Glenn Mullan, president of the Prospectors and Developers Association of Canada, says the gold sector has surged back after a dismal multi-year recession.
“It was a pretty bad place not just for investors but people in the industry — low morale, declining cash, all of that translated to very weak stock performances,” said Mullan. “It’s interesting to note the gold price has basically been flat the last year, but gold miners on the TSX exchange are up about 40 per cent.”
Everton, however, has not reflected that trend and remains financed on a project-by-project basis — often having to wait for a fresh injection of capital before beginning exploration on acquired properties.

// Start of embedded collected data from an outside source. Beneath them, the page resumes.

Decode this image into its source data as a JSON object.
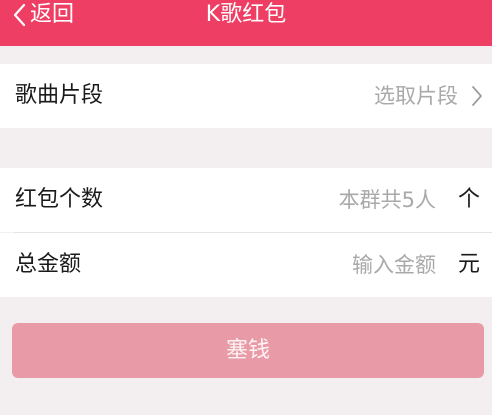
{
  "header": {
    "back_label": "返回",
    "title": "K歌红包"
  },
  "song_section": {
    "label": "歌曲片段",
    "value": "选取片段"
  },
  "form": {
    "count_label": "红包个数",
    "count_placeholder": "本群共5人",
    "count_unit": "个",
    "amount_label": "总金额",
    "amount_placeholder": "输入金额",
    "amount_unit": "元"
  },
  "submit": {
    "label": "塞钱"
  },
  "colors": {
    "accent": "#ee3e63",
    "button_disabled": "#e89ba6",
    "background": "#f3eff1",
    "placeholder": "#a9a9a9"
  }
}
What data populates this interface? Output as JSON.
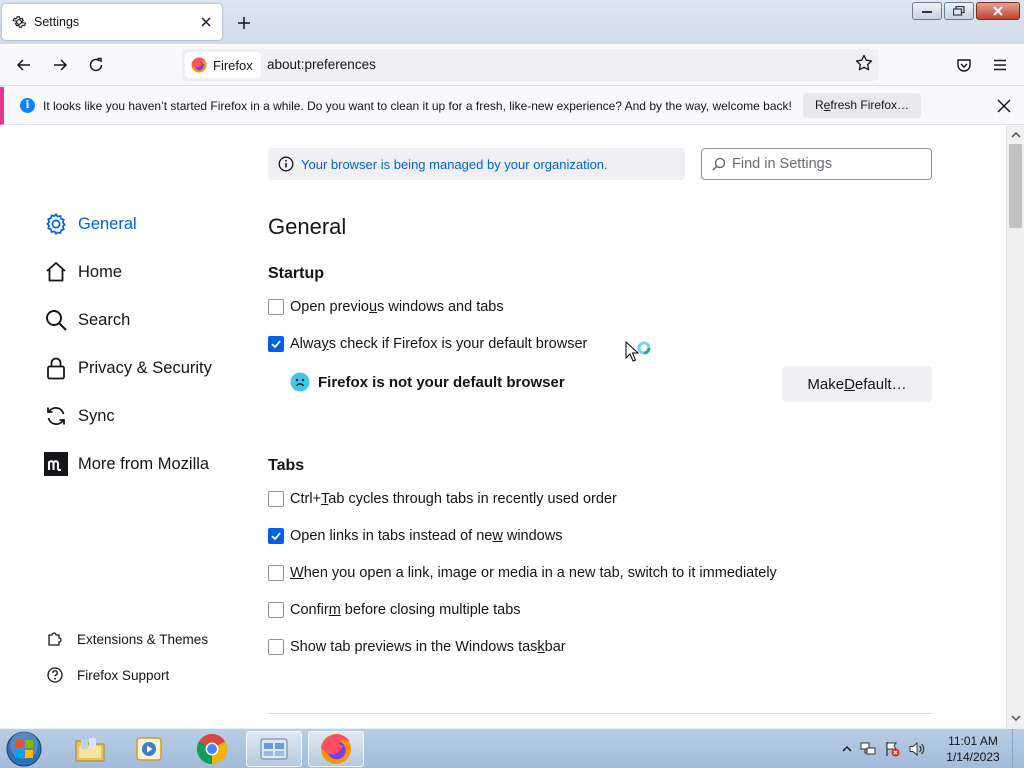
{
  "window": {
    "tab_title": "Settings",
    "tab_icon": "gear-icon"
  },
  "navbar": {
    "identity_label": "Firefox",
    "url": "about:preferences"
  },
  "notification": {
    "message": "It looks like you haven’t started Firefox in a while. Do you want to clean it up for a fresh, like-new experience? And by the way, welcome back!",
    "button": {
      "pre": "R",
      "key": "e",
      "post": "fresh Firefox…"
    },
    "accent_color": "#e13b91"
  },
  "managed_notice": "Your browser is being managed by your organization.",
  "search": {
    "placeholder": "Find in Settings"
  },
  "sidebar": {
    "items": [
      {
        "label": "General",
        "icon": "gear-icon",
        "active": true
      },
      {
        "label": "Home",
        "icon": "home-icon",
        "active": false
      },
      {
        "label": "Search",
        "icon": "search-icon",
        "active": false
      },
      {
        "label": "Privacy & Security",
        "icon": "lock-icon",
        "active": false
      },
      {
        "label": "Sync",
        "icon": "sync-icon",
        "active": false
      },
      {
        "label": "More from Mozilla",
        "icon": "mozilla-icon",
        "active": false
      }
    ],
    "footer": [
      {
        "label": "Extensions & Themes",
        "icon": "puzzle-icon"
      },
      {
        "label": "Firefox Support",
        "icon": "help-icon"
      }
    ]
  },
  "main": {
    "heading": "General",
    "startup": {
      "title": "Startup",
      "options": [
        {
          "pre": "Open previo",
          "key": "u",
          "post": "s windows and tabs",
          "checked": false
        },
        {
          "pre": "Alwa",
          "key": "y",
          "post": "s check if Firefox is your default browser",
          "checked": true
        }
      ],
      "default_status": "Firefox is not your default browser",
      "make_default": {
        "pre": "Make ",
        "key": "D",
        "post": "efault…"
      }
    },
    "tabs": {
      "title": "Tabs",
      "options": [
        {
          "pre": "Ctrl+",
          "key": "T",
          "post": "ab cycles through tabs in recently used order",
          "checked": false
        },
        {
          "pre": "Open links in tabs instead of ne",
          "key": "w",
          "post": " windows",
          "checked": true
        },
        {
          "pre": "",
          "key": "W",
          "post": "hen you open a link, image or media in a new tab, switch to it immediately",
          "checked": false
        },
        {
          "pre": "Confir",
          "key": "m",
          "post": " before closing multiple tabs",
          "checked": false
        },
        {
          "pre": "Show tab previews in the Windows tas",
          "key": "k",
          "post": "bar",
          "checked": false
        }
      ]
    }
  },
  "taskbar": {
    "apps": [
      {
        "name": "file-explorer",
        "icon": "folder-icon",
        "active": false
      },
      {
        "name": "media-player",
        "icon": "media-player-icon",
        "active": false
      },
      {
        "name": "chrome",
        "icon": "chrome-icon",
        "active": false
      },
      {
        "name": "control-panel",
        "icon": "control-panel-icon",
        "active": true
      },
      {
        "name": "firefox",
        "icon": "firefox-icon",
        "active": true
      }
    ],
    "clock": {
      "time": "11:01 AM",
      "date": "1/14/2023"
    }
  },
  "colors": {
    "accent": "#0061e0",
    "text": "#15141a",
    "checkbox_checked": "#0061e0"
  }
}
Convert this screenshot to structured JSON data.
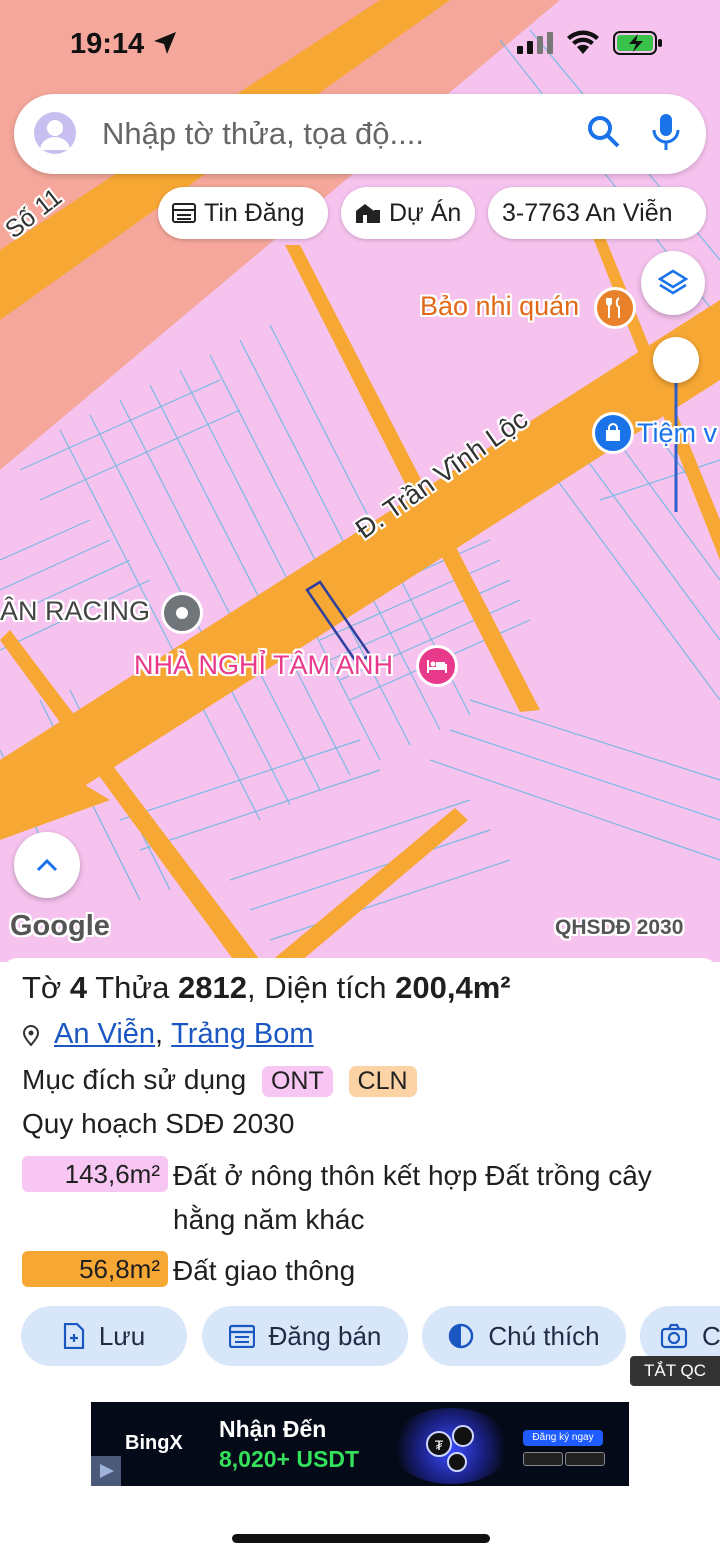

“Junior miners are always strapped for cash, anywhere,” said Mullan. “Juniors are faced with very significant, expensive logistical hurdles, (operating) in places which don’t have roads, maybe require helicopters…They always need financing and access to capital.”
Properties in Ontario and Quebec
For Everton, which holds interests in Quebec and Ontario, efforts to raise capital are made all the more important by costs associated with domestic mining — something Goldcorp electrical supervisor Kevin Penney knows well.
“Right off the top, the energy costs associated with operating and producing a daily quota are huge,” said Penney. “Then there’s labour costs — you have to retain people, fly them in (and) make them comfortable — and environmental regulations, which are a good thing but come at a high cost.”
Everton owns a number of subsidiaries in the Dominican Republic, where it has been active for more than a decade.
Operating in Latin American countries presents a number of challenges that foreigners often underestimate, according to Carleton University resource policy professor Pablo Heidrich.
“Sometimes (junior miners) run into challenges because they do not have knowledge of the country or contact with local communities around the exploration site,” explained Heidrich. “They can be suspected of doing things against the local community, (and) locals can be quite unwelcoming to the company unless (the company) ‘prepared’ the community…explained what they are doing.”
The added red tape of operating in foreign countries (lawyers and legal fees, local taxes, etc.) makes failures like Everton’s 2015 write-off of the Mermejal prospect in the Dominican Republic even more costly.
New partner needed for Dominican Republic exploration
Company CEO Andre Audet stated in Everton’s most recent MD&A that further efforts in the Caribbean country will be contingent on finding a new venture partner.
Audet has been involved with Everton since its transition from dot-com to exploration in 2002, and owns a 1.4 per cent stake in the company; company CFO Lucie Letellier has held similar positions with a number of other publicly-traded Canadian companies.
Like any junior miners, the company’s future is constantly up in the air. The price of gold could recover, remain stagnant or continue to sink, interest from investors may dry up and the hundreds of other mining companies in existence could shift the market.
Everton may — as it did in the early 2000s — switch industries in an effort to capitalize on a boom.
“Hand-in-hand with mining and exploration is capital raising — it’s not long (between) a company talking about how good their projects are (and) telling you how much money they need,” explained Mullan. “When the sector gets bad enough and goes into a recession, companies start changing their focus. Shareholders demand it, directors are under pressure.”
While a number of other Canadian junior miners — most notably Affinor Resources, a penny-stock exploration company which jumped to a peak of 0.97 during the summer of 2014 — successfully jumped to the marijuana industry, Everton has stayed put.
The bottom line: Whether or not Everton remains in the gold exploration industry will boil down to whether sufficient capital is found.